Эту точку зрения на книги Бернхарда легко оспорить, но трудно изменить. Читатель автобиографий привлечен «тьмой низких истин», но не может обойтись без «возвышающего обмана» — причем, в отличие от великого автора цитируемых строк, довольно часто жаждет быть «обманутым» и «возвыситься» не в сфере творческой, связанной с художественной уникальностью произведения, а в сфере морального суждения, в сфере «доброй книги», пусть и пощекотавшей его нервы и воображение всякого рода «ужасами», но к концу повествования отыскивающей «луч света» в столь живописно представленной «тьме».
Книги Бернхарда написаны для другого читателя. И «Автобиография» его — повествование, выстроенное не по исповедально-мемуарному принципу «все обо мне», а по модели художнически-генеративной: «все во мне» — весь мир, в том числе и мир детства и юности автора, предстает как материал для создания образа «я», того образа, в котором отражается его, Бернхарда, «неповторимое искажение мира» (Андре Мальро).
Автор дает нам ключ к своему замыслу, обращаясь к проблеме «правды» изложения, непреложной «истинности» восстанавливаемого в памяти прошлого. Заявляя о необходимости «рассказать всю правду, восстановить, воскресить прошлое, его истинную сущность», Бернхард тут же релятивирует свое высказывание, ведя читателя по ступеням сомнения и поиска: «У меня есть одна задача: делиться моими наблюдениями, не обращать внимания на то, как их будут воспринимать, всегда делиться своими наблюдениями, всегда сообщать то, что мне показалось важным, рассказывать и о том, что я только видел, или же, как теперь, вспоминать о том, что я видел тридцать лет назад, и, оглядываясь на прошлое, чувствовать, как сейчас, что многое уже вспоминается смутно, а многое — с такой немыслимой отчетливостью, словно я только вчера все это видел» («Подвал»).
Существует ли «правда», которой можно придать лишь один-единственный облик?

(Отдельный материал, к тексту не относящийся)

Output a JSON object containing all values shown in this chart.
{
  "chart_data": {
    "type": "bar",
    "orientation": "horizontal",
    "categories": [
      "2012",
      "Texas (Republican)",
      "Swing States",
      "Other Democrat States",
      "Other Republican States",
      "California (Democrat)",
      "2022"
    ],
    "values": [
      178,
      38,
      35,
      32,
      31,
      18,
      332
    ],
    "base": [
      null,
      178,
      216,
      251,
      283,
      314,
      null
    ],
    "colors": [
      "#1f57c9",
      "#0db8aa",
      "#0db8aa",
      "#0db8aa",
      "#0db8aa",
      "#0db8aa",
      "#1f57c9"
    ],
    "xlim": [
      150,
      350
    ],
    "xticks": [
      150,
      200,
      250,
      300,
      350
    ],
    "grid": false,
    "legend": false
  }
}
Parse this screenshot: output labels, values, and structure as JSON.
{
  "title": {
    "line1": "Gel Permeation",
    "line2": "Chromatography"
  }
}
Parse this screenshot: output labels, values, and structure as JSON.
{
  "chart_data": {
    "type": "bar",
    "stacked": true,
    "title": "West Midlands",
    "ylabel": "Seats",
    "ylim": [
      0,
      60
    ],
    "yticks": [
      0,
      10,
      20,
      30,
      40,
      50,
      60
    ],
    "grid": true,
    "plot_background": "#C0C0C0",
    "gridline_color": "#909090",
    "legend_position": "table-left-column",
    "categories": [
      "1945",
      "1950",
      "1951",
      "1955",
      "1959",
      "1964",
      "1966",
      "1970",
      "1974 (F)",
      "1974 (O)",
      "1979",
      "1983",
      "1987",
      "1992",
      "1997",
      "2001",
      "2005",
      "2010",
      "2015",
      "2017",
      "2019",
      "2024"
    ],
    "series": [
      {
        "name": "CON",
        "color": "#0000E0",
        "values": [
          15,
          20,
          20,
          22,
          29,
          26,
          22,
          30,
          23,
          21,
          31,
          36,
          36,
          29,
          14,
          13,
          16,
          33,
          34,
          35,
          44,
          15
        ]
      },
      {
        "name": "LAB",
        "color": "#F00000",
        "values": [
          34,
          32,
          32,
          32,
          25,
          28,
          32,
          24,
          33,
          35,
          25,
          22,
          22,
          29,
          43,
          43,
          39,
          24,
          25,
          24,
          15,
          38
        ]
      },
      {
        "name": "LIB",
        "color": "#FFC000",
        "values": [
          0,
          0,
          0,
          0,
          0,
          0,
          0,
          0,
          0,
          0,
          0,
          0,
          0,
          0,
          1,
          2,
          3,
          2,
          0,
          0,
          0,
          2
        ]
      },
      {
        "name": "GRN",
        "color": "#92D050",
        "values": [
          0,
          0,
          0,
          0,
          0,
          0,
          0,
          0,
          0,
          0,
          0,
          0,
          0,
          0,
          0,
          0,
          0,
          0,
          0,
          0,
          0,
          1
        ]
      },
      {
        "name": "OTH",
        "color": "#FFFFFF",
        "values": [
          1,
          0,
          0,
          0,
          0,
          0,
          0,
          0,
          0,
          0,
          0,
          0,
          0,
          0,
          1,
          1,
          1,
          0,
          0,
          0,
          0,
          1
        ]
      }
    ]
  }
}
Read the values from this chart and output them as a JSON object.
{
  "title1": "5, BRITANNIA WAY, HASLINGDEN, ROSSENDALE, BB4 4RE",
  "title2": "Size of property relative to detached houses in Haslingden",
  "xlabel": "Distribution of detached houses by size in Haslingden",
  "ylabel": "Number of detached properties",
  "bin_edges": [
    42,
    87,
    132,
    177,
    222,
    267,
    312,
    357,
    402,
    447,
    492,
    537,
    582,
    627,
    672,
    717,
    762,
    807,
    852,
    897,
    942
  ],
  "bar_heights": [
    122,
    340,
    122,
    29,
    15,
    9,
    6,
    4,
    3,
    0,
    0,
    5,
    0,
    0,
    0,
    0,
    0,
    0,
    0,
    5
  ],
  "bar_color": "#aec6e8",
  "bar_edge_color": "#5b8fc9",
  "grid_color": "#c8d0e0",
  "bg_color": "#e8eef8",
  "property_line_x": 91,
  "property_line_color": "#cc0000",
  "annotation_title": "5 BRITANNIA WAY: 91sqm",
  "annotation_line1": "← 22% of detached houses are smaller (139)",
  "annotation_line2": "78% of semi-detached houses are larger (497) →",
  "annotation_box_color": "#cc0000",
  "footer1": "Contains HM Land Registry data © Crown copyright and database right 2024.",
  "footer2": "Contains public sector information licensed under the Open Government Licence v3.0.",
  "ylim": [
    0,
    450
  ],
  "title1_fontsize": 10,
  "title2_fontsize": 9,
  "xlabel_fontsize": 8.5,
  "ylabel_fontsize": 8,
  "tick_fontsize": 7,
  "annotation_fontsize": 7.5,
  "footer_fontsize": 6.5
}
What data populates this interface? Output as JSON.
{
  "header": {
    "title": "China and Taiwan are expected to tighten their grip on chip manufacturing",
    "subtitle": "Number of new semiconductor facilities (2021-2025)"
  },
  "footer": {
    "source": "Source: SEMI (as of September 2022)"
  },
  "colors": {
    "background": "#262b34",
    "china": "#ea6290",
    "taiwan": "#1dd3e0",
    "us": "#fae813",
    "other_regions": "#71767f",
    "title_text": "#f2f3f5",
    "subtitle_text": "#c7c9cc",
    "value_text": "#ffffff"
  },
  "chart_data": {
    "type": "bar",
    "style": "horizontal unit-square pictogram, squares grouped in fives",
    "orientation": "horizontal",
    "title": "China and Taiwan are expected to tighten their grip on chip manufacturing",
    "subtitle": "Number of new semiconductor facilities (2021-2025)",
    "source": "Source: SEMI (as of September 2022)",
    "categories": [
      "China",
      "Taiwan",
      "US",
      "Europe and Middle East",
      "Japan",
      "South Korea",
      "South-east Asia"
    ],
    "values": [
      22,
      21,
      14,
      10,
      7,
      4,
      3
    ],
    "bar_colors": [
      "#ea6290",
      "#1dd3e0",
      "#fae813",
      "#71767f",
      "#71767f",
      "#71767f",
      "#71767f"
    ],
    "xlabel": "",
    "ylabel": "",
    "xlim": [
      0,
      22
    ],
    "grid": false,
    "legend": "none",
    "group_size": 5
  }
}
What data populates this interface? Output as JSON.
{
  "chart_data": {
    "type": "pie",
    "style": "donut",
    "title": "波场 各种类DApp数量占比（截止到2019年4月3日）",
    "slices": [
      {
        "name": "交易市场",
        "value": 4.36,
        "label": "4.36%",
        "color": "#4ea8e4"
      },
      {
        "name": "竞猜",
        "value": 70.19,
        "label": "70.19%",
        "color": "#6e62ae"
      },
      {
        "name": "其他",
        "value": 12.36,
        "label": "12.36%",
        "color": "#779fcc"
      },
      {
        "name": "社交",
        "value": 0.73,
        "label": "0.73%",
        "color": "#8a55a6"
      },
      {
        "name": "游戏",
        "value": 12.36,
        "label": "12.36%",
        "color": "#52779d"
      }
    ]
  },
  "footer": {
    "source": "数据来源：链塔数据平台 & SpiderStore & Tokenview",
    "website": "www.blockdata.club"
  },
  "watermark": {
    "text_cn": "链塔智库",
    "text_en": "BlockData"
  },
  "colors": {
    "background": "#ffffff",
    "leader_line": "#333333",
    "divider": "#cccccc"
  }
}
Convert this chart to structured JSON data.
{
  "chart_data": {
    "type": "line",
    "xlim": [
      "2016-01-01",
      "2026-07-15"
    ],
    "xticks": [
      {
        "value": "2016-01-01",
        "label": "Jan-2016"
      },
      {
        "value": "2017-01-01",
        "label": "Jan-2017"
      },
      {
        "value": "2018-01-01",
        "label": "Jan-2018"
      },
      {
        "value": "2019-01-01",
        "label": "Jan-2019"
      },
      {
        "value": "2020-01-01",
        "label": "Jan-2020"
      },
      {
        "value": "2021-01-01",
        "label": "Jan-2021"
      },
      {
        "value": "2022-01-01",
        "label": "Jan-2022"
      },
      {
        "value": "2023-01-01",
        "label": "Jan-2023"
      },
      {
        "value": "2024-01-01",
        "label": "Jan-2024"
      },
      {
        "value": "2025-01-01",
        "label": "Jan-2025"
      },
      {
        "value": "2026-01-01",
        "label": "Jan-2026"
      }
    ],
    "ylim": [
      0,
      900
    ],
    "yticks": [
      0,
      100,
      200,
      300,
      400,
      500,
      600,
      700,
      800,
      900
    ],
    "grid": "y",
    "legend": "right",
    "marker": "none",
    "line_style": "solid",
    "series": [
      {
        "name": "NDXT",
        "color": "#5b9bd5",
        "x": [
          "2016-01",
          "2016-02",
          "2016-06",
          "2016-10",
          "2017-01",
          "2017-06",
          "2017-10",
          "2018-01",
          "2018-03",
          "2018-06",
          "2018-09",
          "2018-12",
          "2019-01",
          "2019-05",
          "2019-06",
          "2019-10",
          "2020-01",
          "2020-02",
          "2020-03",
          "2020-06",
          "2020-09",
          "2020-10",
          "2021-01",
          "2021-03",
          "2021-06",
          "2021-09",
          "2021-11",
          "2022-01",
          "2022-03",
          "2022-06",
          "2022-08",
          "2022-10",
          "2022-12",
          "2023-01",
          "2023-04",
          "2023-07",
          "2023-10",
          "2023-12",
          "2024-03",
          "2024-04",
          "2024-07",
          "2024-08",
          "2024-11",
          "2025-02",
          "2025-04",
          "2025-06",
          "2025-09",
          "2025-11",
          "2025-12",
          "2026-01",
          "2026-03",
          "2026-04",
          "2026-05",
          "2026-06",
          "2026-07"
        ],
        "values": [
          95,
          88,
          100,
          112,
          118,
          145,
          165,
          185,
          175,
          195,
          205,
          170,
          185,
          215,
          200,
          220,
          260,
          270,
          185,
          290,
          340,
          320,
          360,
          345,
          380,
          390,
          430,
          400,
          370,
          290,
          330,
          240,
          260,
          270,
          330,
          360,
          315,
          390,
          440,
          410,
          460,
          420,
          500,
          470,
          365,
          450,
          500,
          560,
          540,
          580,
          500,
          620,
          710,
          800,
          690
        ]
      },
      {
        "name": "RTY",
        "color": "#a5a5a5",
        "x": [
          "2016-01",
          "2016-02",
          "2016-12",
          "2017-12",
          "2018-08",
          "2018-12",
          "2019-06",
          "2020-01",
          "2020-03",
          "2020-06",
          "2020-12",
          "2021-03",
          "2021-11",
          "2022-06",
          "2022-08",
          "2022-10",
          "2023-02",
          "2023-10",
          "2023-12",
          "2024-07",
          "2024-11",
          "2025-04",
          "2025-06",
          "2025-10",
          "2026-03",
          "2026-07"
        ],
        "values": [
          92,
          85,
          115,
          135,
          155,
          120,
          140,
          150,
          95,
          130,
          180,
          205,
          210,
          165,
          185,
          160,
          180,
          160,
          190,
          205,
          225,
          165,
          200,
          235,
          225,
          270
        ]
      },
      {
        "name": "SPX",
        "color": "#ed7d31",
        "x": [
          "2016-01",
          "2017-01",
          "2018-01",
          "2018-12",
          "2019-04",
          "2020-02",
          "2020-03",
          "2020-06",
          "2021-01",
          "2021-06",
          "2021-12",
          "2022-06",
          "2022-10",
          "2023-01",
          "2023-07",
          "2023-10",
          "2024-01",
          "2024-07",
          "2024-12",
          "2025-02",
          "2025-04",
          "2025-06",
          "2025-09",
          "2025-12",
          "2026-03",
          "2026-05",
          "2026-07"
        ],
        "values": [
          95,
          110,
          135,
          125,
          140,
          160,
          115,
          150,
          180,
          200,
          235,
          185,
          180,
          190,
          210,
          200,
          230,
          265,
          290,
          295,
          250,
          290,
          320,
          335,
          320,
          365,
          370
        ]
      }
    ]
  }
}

Или она многолика, подвижна, неуловима, субъективна, противоречива — и в этой своей динамичности только и может существовать как «истина»? «Правду, как я думаю, знает только тот, кого она коснулась, но, если он пытается поделиться с другими, он автоматически становится лжецом. Все, чем делишься с другими, само собой становится иным, все передается искаженно, неверно», — продолжает Бернхард. Из его «прямых» наблюдений и воспоминаний рождается достаточно изощренное изображение «художника в юности», автопортрет, предстающий как эскиз творческого воображения, рисунок повествовательной стратегии, сложный и «хорошо темперированный» клавир его поэтики.